Descubrir la vocación religiosa

Sentirse llamado

La vocación es un descubrimiento. Como el pequeño Samuel, en la Biblia, cuando «descubre» un día que le habla Dios; me interpela, me llama por mi nombre. Ahí está el corazón de la vocación cristiana. Yo no soy un electrón perdido en el universo, sino que me hallo de cara a Alguien que me sitúa en este mundo tan ordinario, habitual y banal. Un mundo que se vuelve entonces a mis ojos mundo en creación, en desarrollo, que lo acompaña Dios.
Que lo salva Dios.

Si me habla Dios, no lo hará con signos exteriores para los sentidos; nada de truenos, terremotos o fuego devorador. La Palabra de Dios invita a una escucha interior. Dios habla a mi corazón. En el soplo de una brisa ligera. En el murmullo de los que se aman. Susurro del Espíritu de Cristo que ya mora en mí. Es Cristo, el Maestro interior que enseña, que sana, que llama, como en los tiempos de los Apóstoles sus discípulos. Es el amor del Padre que vivifica.
Día tras día.

Si me mantengo a la escucha de esta Palabra interior, podré ver entonces la coherencia de mi vida en los diversos caminos posibles, incluso el de un don sin retorno. Algunos caminos están enmarcados, otros tienen la discreción de un sendero en el monte.
Pero en cada uno nos precede Cristo.

¿Y yo por qué no…?

La vocación no está reservada sólo para ciertas personas, sino que es para cada uno un camino especial. Todos los bautizados sabemos que Cristo invita a cada uno a seguirlo en un singular camino de muerte y resurrección, para que su Vida pueda darse al mundo.

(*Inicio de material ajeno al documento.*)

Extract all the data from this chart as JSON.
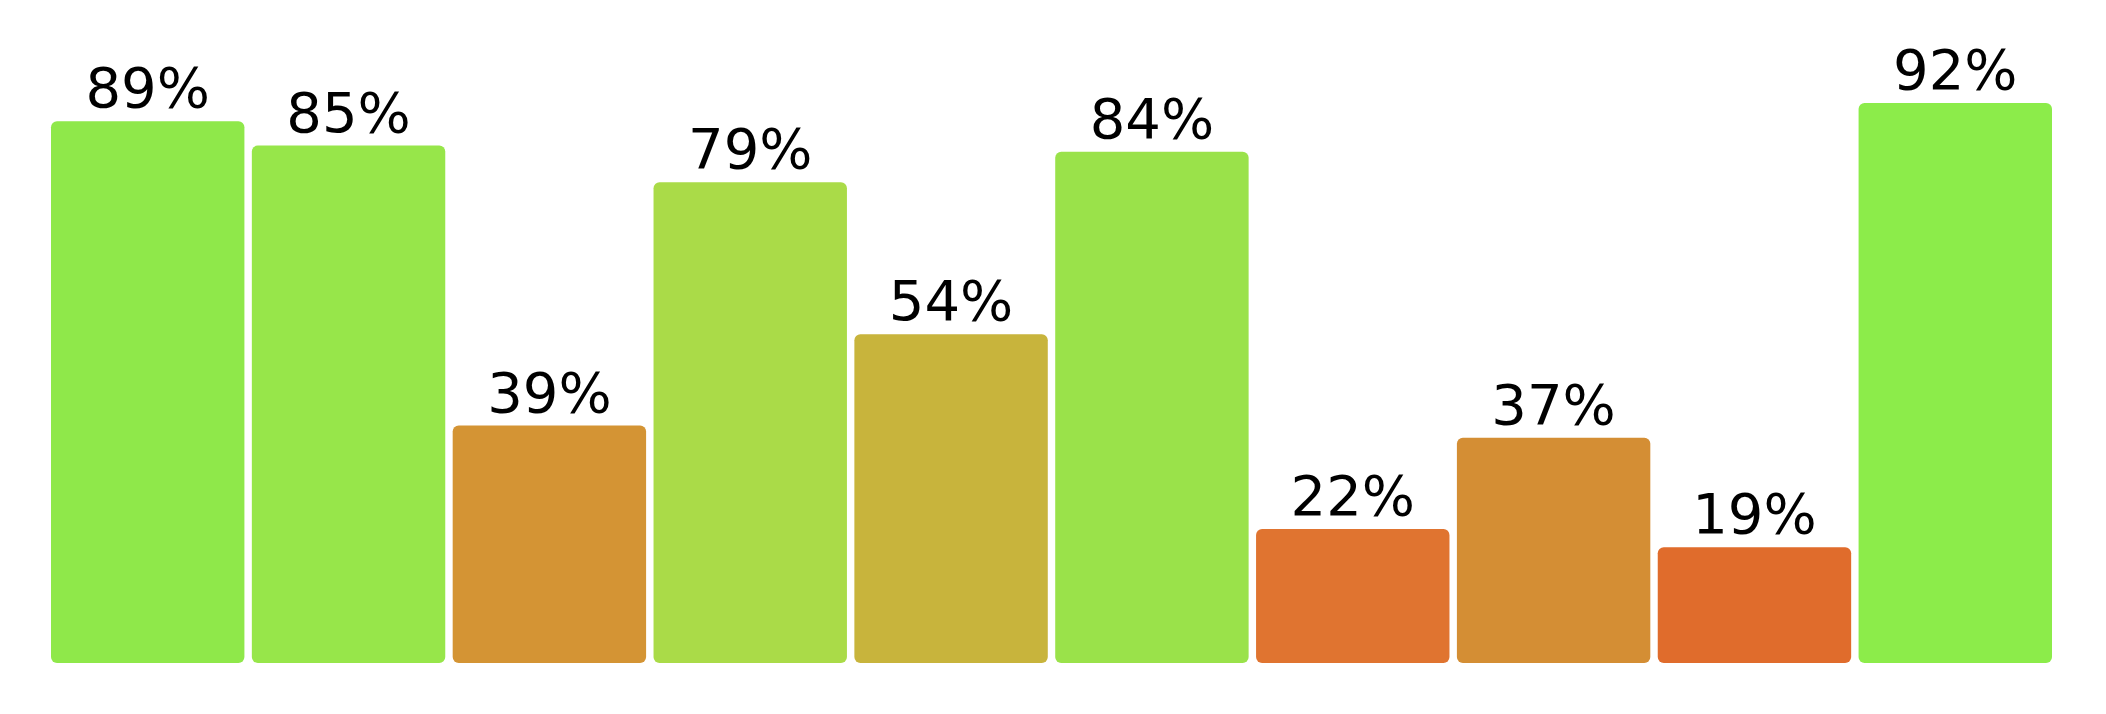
{
  "chart_data": {
    "type": "bar",
    "categories": [
      null,
      null,
      null,
      null,
      null,
      null,
      null,
      null,
      null,
      null
    ],
    "values": [
      89,
      85,
      39,
      79,
      54,
      84,
      22,
      37,
      19,
      92
    ],
    "colors": [
      "#8fe84a",
      "#97e64a",
      "#d49434",
      "#aadb48",
      "#c8b43c",
      "#9ae24a",
      "#e07430",
      "#d48e34",
      "#e06c2c",
      "#8cec4a"
    ],
    "value_labels": [
      "89%",
      "85%",
      "39%",
      "79%",
      "54%",
      "84%",
      "22%",
      "37%",
      "19%",
      "92%"
    ]
  }
}
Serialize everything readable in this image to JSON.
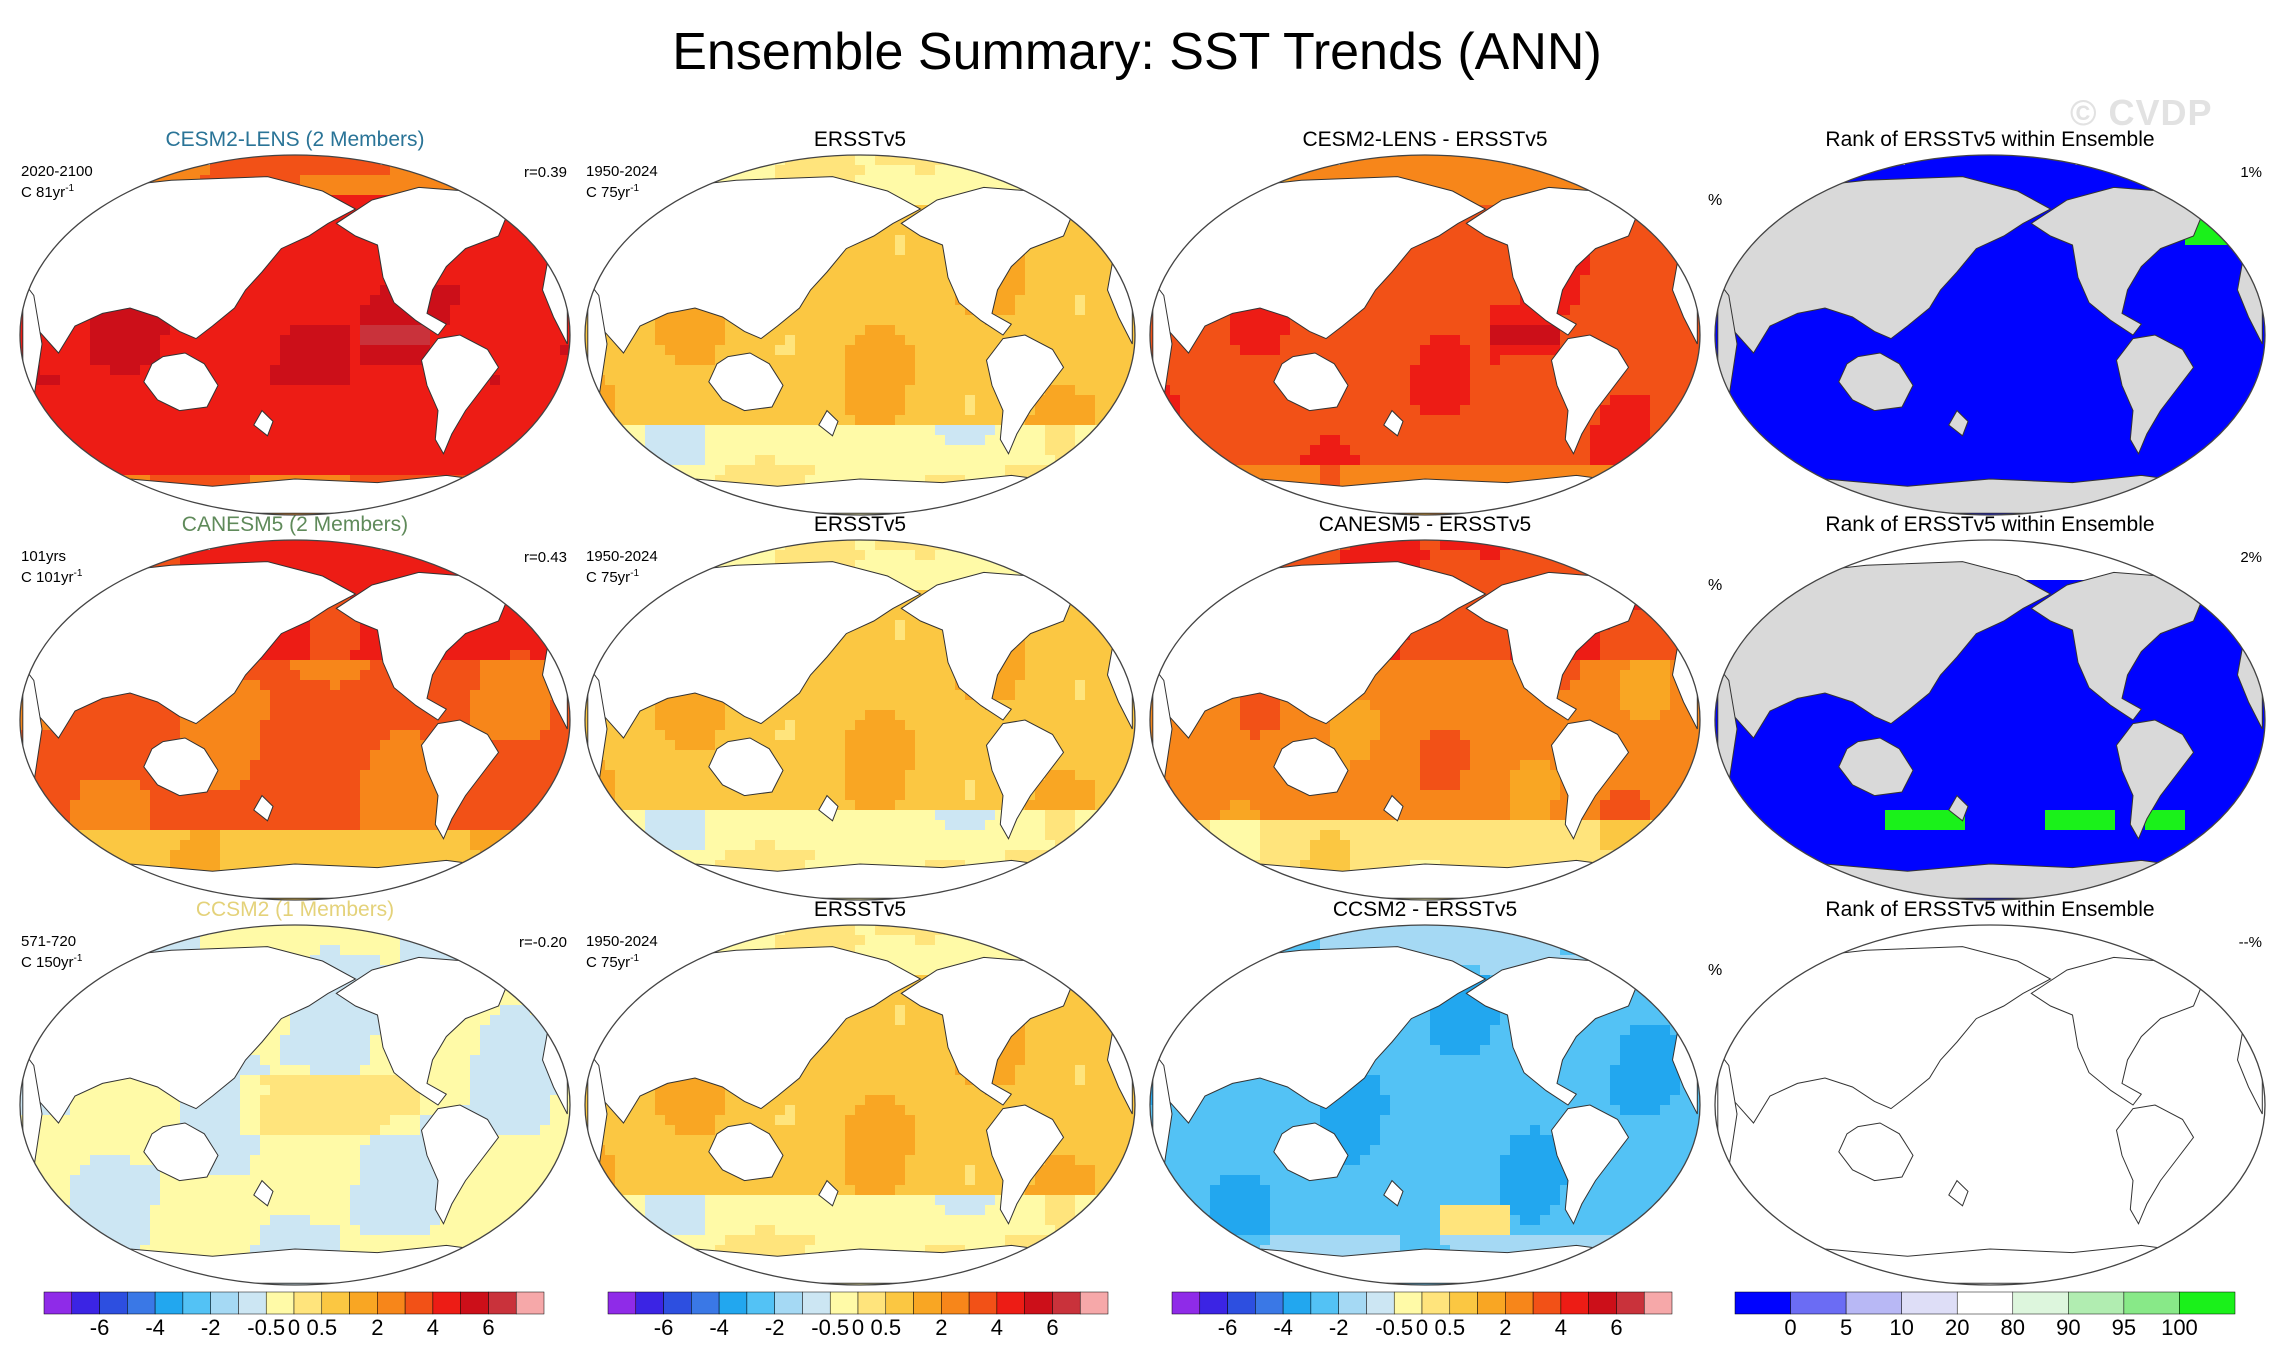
{
  "title": "Ensemble Summary: SST Trends (ANN)",
  "watermark": "© CVDP",
  "colors": {
    "model_title_1": "#2a7497",
    "model_title_2": "#5f8a5a",
    "model_title_3": "#e4d27a",
    "land_white": "#ffffff",
    "land_gray": "#d9d9d9"
  },
  "rows": [
    {
      "model": {
        "title": "CESM2-LENS (2 Members)",
        "period": "2020-2100",
        "units": "C 81yr",
        "units_exp": "-1",
        "r": "r=0.39",
        "pattern": "warm_strong"
      },
      "obs": {
        "title": "ERSSTv5",
        "period": "1950-2024",
        "units": "C 75yr",
        "units_exp": "-1",
        "pattern": "obs"
      },
      "diff": {
        "title": "CESM2-LENS - ERSSTv5",
        "pattern": "diff_warm"
      },
      "rank": {
        "title": "Rank of ERSSTv5 within Ensemble",
        "unit": "%",
        "value": "1%",
        "pattern": "rank_a"
      }
    },
    {
      "model": {
        "title": "CANESM5 (2 Members)",
        "period": "101yrs",
        "units": "C 101yr",
        "units_exp": "-1",
        "r": "r=0.43",
        "pattern": "warm_mid"
      },
      "obs": {
        "title": "ERSSTv5",
        "period": "1950-2024",
        "units": "C 75yr",
        "units_exp": "-1",
        "pattern": "obs"
      },
      "diff": {
        "title": "CANESM5 - ERSSTv5",
        "pattern": "diff_mid"
      },
      "rank": {
        "title": "Rank of ERSSTv5 within Ensemble",
        "unit": "%",
        "value": "2%",
        "pattern": "rank_b"
      }
    },
    {
      "model": {
        "title": "CCSM2 (1 Members)",
        "period": "571-720",
        "units": "C 150yr",
        "units_exp": "-1",
        "r": "r=-0.20",
        "pattern": "neutral"
      },
      "obs": {
        "title": "ERSSTv5",
        "period": "1950-2024",
        "units": "C 75yr",
        "units_exp": "-1",
        "pattern": "obs"
      },
      "diff": {
        "title": "CCSM2 - ERSSTv5",
        "pattern": "diff_cold"
      },
      "rank": {
        "title": "Rank of ERSSTv5 within Ensemble",
        "unit": "%",
        "value": "--%",
        "pattern": "rank_empty"
      }
    }
  ],
  "chart_data": {
    "type": "heatmap",
    "title": "Ensemble Summary: SST Trends (ANN)",
    "description_variable": "SST trend maps on a Robinson-style global projection",
    "trend_colorbar": {
      "ticks": [
        "-6",
        "-4",
        "-2",
        "-0.5",
        "0",
        "0.5",
        "2",
        "4",
        "6"
      ],
      "colors": [
        "#8f2be8",
        "#3b24e4",
        "#2d4fe0",
        "#3a78e6",
        "#22a7ef",
        "#53c2f5",
        "#a5d9f4",
        "#cce6f3",
        "#fffaa7",
        "#ffe47c",
        "#fbc742",
        "#f9a623",
        "#f7861a",
        "#f25117",
        "#ed1c15",
        "#cc0f19",
        "#c9323b",
        "#f6a8a9"
      ]
    },
    "rank_colorbar": {
      "ticks": [
        "0",
        "5",
        "10",
        "20",
        "80",
        "90",
        "95",
        "100"
      ],
      "colors": [
        "#0003ff",
        "#6b6cf4",
        "#b8b8f5",
        "#dedef7",
        "#ffffff",
        "#ddf6dd",
        "#b1edb1",
        "#88e988",
        "#1af11a"
      ]
    },
    "panels": [
      {
        "row": 1,
        "col": 1,
        "name": "CESM2-LENS (2 Members)",
        "period": "2020-2100",
        "pattern_correlation": 0.39,
        "dominant_range": "2 to 6"
      },
      {
        "row": 1,
        "col": 2,
        "name": "ERSSTv5",
        "period": "1950-2024",
        "dominant_range": "0.5 to 2"
      },
      {
        "row": 1,
        "col": 3,
        "name": "CESM2-LENS - ERSSTv5",
        "dominant_range": "2 to 4"
      },
      {
        "row": 1,
        "col": 4,
        "name": "Rank of ERSSTv5 within Ensemble",
        "value_percent": 1,
        "dominant_range": "0 to 5"
      },
      {
        "row": 2,
        "col": 1,
        "name": "CANESM5 (2 Members)",
        "period": "101yrs",
        "pattern_correlation": 0.43,
        "dominant_range": "2 to 4"
      },
      {
        "row": 2,
        "col": 2,
        "name": "ERSSTv5",
        "period": "1950-2024",
        "dominant_range": "0.5 to 2"
      },
      {
        "row": 2,
        "col": 3,
        "name": "CANESM5 - ERSSTv5",
        "dominant_range": "0.5 to 4"
      },
      {
        "row": 2,
        "col": 4,
        "name": "Rank of ERSSTv5 within Ensemble",
        "value_percent": 2,
        "dominant_range": "0 to 5"
      },
      {
        "row": 3,
        "col": 1,
        "name": "CCSM2 (1 Members)",
        "period": "571-720",
        "pattern_correlation": -0.2,
        "dominant_range": "-0.5 to 0.5"
      },
      {
        "row": 3,
        "col": 2,
        "name": "ERSSTv5",
        "period": "1950-2024",
        "dominant_range": "0.5 to 2"
      },
      {
        "row": 3,
        "col": 3,
        "name": "CCSM2 - ERSSTv5",
        "dominant_range": "-2 to -0.5"
      },
      {
        "row": 3,
        "col": 4,
        "name": "Rank of ERSSTv5 within Ensemble",
        "value_percent": null,
        "dominant_range": "none"
      }
    ]
  }
}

Para algunos, este seguimiento se manifiesta en un compromiso de vida religiosa, mediante una comunidad de vida; un compartir de bienes (voto de pobreza); una acogida respetuosa del otro (voto de castidad); y la aceptación de llamados inesperados en mi vida (voto de obediencia).

Este compromiso en la vida religiosa no es un éxito o una cosa rara. Ni está reservado sólo para las personas más fuertes, o más inteligentes. No, se le propone a hombres y mujeres ordinarios, que aceptan ser signos para todos de la proximidad del Reino de Dios. Se vuelven «signo» por su capacidad de escucha, por su vida fraterna en una alegría compartida, por el perdón otorgado y recibido, etc.

Todo esto no es posible, no tendrá vida, si no está enraizado en Cristo. Lleva tiempo, exige discernimiento entre unos y otros. La experiencia de la vida comunitaria es con frecuencia un buen tiempo para ver claro, para discernir un compromiso definitivo en la vida religiosa.